Est-ce que les Amazones ont vraiment existé?

Des fouilles archéologiques menées en Russie et Kazakhstan ont révélé en 2012 la présence de tombes de femmes guerrières. Ces dernières étaient enterrées avec leurs armes, bijoux … et pour certaines d’entre elles, des centaines de pointes de flèches. Après expertise, ces tombes ont pu être datées (entre 600 et 200 avant Jésus-Christ). Les autres objets et inscriptions retrouvés à l’intérieur semblent laisser penser que ces guerrières étaient également des cavalières.

D’autres recherches ont permis de mettre en évidence l’existence de ces cavalières peintes sur des céramiques avec un arc d’une forme très caractéristique. Des similitudes génétiques ont également été établies entre les restes humains retrouvés dans les tombes et certaines filles nées dans des familles mongoles. Les premières étaient dotées d’une belle chevelure blonde, caractéristique typique des Amazones alors que les peuples mongoles affichaient en grande partie une chevelure noire.

Quelle est l’origine du mot Amazone?

On ne compte plus le nombre d’interprétation faites du mot Amazone.

La plus connue reste “privée de mamelle”, “sans sein” qui entraina le mythe de l’amazone se coupant le sein droit pour mieux tirer à l’arc. Pour ceux qui prennent la peine de découper le mot en Ama (signifiant “avec”) et Zôné (qui signifie “ceinture”), il est plus facile de faire le lien avec un de leurs attributs les plus connus: la ceinture des amazones, symbole militaire pour certains, don d’Arès pour d’autres.

En caucasien, Amazone signifie “qui ne mange pas de pain”, faisant ainsi référence aux sociétés nomades non agricoles.

Pour finir, les amazones étaient également appelées Oiorpata, ce qui signifie “tueuses d’hommes”.

A vous de choisir celle qui vous parle le plus 😉

Comment s’appelle la chef des Amazones?

La chef des amazones est en réalité une reine. Plusieurs de ces reines guerrières se sont distinguées dans la mythologie grecque, à travers les récits faits sur leurs héros.

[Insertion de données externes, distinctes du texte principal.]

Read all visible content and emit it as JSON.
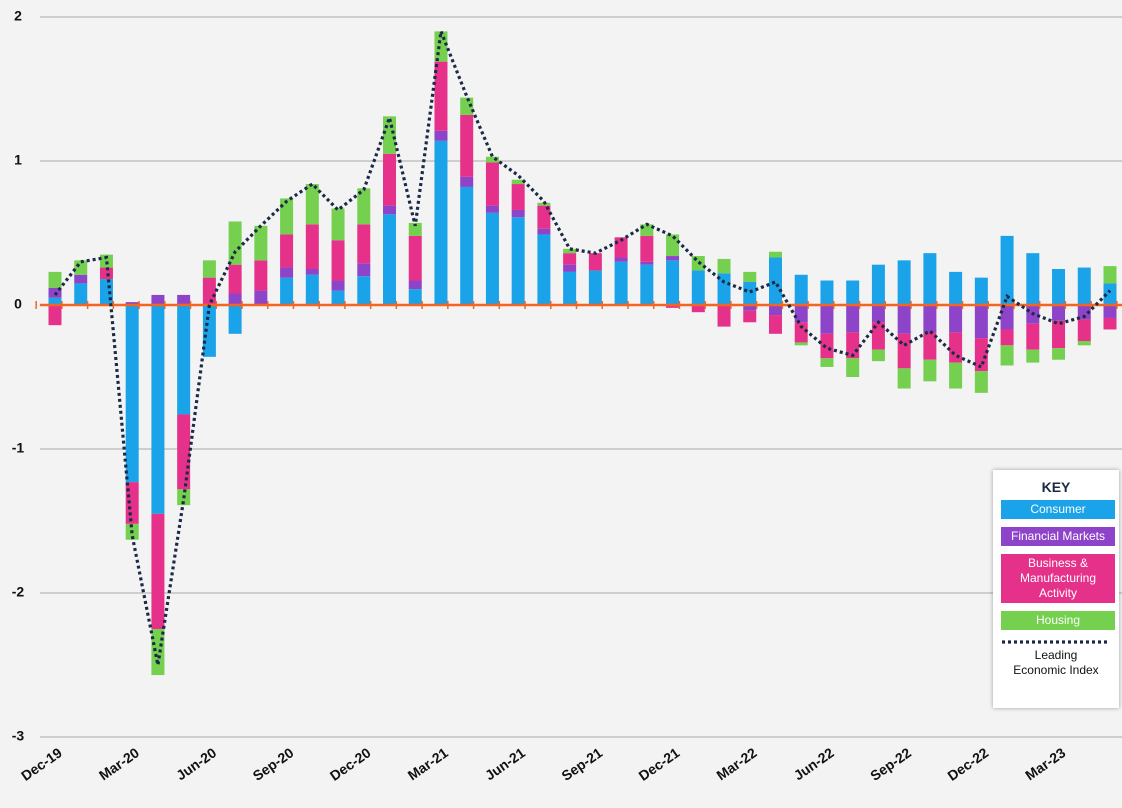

Parmi les plus connues, nous pouvons citer: Andromaché, Antianara (reine des Amazones après la mort de Penthésilée), Antiope (reine des Amazones enlevée par Thésée, mère d’Hippolyte), Clétè (reine des Amazones qui rejoint Penthésilée à Troie), Hippolytè (ou Hippolyte, reine des Amazones qui détenait la ceinture d’Arès), Lysippé (reine des Amazones qui a fondé Thémiscyra), Marpesia, Penthésilée (reine des Amazones qui combattit contre Achille à Troie) et Thalestris (reine des Amazones à l’époque d’Alexandre le Grand).